There you are, sitting on your couch or in your office, and you read the above headline. “A pitch reel? Seriously? Why would I want to watch an alternate take on a film I enjoyed from a director whose ideas were rejected by the film’s producers?,” you wonder, hoping that we might somehow offer a convincing reason to hit “play” on that clip embedded below.¬†Fortunately for you, we have many reasons why you should watch director Kevin Tancharoen’s pitch reel for The Hunger Games.

Tancharoen, though far from a household name, is one of the most interesting up-and-coming directors in Hollywood. Remember that awesome live-action Mortal Kombat vignette starring our beloved Michael Jai White as Jax? That was Tancharoen’s work. Warner Bros. even tapped the man to film a 9-part live-action Mortal Kombat series around the same time that its video game division was releasing the various iterations of the most recent Mortal Kombat game. In short, the guy has proven directorial chops.

Secondly, we caught The Hunger Games in theaters and while it was a perfectly acceptable blend of romantic notions aimed directly at impressionable teenage girls (and the surprisingly impressionable adult women they inevitably grow into), the world created by director Gary Ross was a bit too clean for our tastes. Here’s a dystopia where newly-pubescent youths are forced to fight to the death, and yet the film’s aesthetic tone was as bright and relatively chipper as any of the Twilight movies (which, in fairness, makes a canny sort of fiscal sense). Tancharoen’s vision of The Hunger Games however, skews more towards a sort of dark, depressing urban sprawl that more accurately mirrors the macabre fate awaiting the movie’s attractive, MTV-ready cast. That’s not to say there isn’t spectacular beauty however. Tancharoen’s vision works specifically because he contrasts the wealthy with the poor, and by rapidly showing us the physical edifices that each group have constructed to live and work in, Tancharoen demonstrates that he has a keen understanding of the kind of societal dysfunction that might spawn an entertainment medium built on the literal blood and sweat of high-school-aged children — or, at least, that he has a pretty solid idea of what it might look like.

We also like the fact that Tancharoen’s pitch reel is seemingly designed to work with or without the presence of major movie stars. We’re well aware of all the myriad reasons why Hollywood relies so heavily on recognizable faces for its big tent pole productions, but by removing that element of “hey, I know that guy from …” viewers are more inclined to identify with emotions and concepts, rather than individuals. The version of The Hunger Games that was released to theaters was acceptable, but it seemed that director Gary Ross wanted to create a “bubblegum action movie,” that would be both appealing to the key demographic of the original Hunger Games novel, and as easy to digest as any Schwarzenegger flick from the late ’80s. It’s an entertaining spectacle to be sure, but we can’t help but feel that Tancharoen’s version might have a bit more nuance, or at least inspire people to discuss the worrying prescience of the story’s vaguely allegorical ideas of where our modern, reality-TV-soaked culture might lead.

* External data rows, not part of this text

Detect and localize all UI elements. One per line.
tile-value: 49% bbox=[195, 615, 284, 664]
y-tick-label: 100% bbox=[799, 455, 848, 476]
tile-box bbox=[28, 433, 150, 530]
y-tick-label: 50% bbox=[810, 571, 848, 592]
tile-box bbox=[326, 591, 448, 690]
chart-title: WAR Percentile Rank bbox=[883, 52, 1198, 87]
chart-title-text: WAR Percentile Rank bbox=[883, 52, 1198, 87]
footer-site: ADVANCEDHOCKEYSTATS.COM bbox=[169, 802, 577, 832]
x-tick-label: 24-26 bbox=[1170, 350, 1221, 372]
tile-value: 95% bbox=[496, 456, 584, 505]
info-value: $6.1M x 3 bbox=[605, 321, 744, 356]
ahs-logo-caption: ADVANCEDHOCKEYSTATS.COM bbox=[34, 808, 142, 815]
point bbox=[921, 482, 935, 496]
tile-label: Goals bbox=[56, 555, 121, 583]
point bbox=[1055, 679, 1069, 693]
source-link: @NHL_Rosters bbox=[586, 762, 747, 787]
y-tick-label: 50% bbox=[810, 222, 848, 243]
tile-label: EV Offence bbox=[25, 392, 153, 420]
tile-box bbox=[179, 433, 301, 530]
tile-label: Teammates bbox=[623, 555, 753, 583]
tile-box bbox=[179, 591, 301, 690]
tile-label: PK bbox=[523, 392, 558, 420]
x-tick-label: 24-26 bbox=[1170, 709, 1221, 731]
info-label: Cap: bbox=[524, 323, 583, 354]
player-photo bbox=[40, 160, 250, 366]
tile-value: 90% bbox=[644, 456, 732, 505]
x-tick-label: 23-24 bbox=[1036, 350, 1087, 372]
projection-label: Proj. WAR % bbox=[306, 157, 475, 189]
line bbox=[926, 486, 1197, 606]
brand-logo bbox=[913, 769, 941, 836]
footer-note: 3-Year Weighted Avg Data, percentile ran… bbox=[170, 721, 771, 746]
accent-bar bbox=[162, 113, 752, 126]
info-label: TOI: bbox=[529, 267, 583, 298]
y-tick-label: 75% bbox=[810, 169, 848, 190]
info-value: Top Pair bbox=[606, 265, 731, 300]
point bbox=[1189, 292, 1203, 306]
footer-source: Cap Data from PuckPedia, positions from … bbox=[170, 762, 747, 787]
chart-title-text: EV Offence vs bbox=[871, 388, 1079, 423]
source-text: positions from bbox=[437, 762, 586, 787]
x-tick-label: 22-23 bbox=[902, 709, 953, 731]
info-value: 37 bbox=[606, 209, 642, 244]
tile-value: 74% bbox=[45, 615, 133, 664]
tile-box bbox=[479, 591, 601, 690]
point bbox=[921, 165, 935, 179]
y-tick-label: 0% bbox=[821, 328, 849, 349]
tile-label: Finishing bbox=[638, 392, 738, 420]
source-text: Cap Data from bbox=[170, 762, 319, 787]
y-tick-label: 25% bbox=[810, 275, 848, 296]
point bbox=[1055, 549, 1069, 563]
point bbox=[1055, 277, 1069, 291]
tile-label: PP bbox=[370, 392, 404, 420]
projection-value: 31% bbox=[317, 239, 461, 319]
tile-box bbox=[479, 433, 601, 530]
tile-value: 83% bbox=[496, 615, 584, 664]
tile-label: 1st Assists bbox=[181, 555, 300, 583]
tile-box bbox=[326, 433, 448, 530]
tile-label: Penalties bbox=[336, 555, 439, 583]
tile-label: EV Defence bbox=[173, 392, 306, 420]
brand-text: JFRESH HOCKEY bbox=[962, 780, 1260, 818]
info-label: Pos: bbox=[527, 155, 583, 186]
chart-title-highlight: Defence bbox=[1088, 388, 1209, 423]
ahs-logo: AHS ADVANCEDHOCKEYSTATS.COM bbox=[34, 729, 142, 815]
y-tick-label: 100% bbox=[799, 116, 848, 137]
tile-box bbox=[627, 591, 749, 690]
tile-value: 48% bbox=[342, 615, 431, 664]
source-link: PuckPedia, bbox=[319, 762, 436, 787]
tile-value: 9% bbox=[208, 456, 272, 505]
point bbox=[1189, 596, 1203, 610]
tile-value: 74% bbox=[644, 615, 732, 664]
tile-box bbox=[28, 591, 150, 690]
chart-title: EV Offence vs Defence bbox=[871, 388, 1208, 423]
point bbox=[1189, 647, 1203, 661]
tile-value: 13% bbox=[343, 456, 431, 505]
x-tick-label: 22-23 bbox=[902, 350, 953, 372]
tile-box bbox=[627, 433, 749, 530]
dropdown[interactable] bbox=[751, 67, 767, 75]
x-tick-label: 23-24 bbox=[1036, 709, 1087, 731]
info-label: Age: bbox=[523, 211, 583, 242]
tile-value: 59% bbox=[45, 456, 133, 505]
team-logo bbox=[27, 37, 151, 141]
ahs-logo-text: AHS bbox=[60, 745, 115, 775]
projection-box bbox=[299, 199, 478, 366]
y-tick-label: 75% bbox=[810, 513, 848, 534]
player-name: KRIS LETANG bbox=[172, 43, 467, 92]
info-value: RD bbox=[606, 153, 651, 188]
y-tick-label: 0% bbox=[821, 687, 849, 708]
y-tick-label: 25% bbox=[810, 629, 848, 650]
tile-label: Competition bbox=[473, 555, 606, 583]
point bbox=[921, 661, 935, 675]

The last reason why we want you to watch this thing is simple: How often do you get a chance to watch a pitch reel for a major Hollywood film? Unless you’re Harvey Weinstein or Brian Grazer a chance like this probably doesn’t come around that often, so you may as well take advantage and see what you think. If nothing else, it should be entertaining to see how many of the pitch’s scenes you recognize as belonging to another film. Apparently that’s how they do these sorts of things. See, you learn something new every day.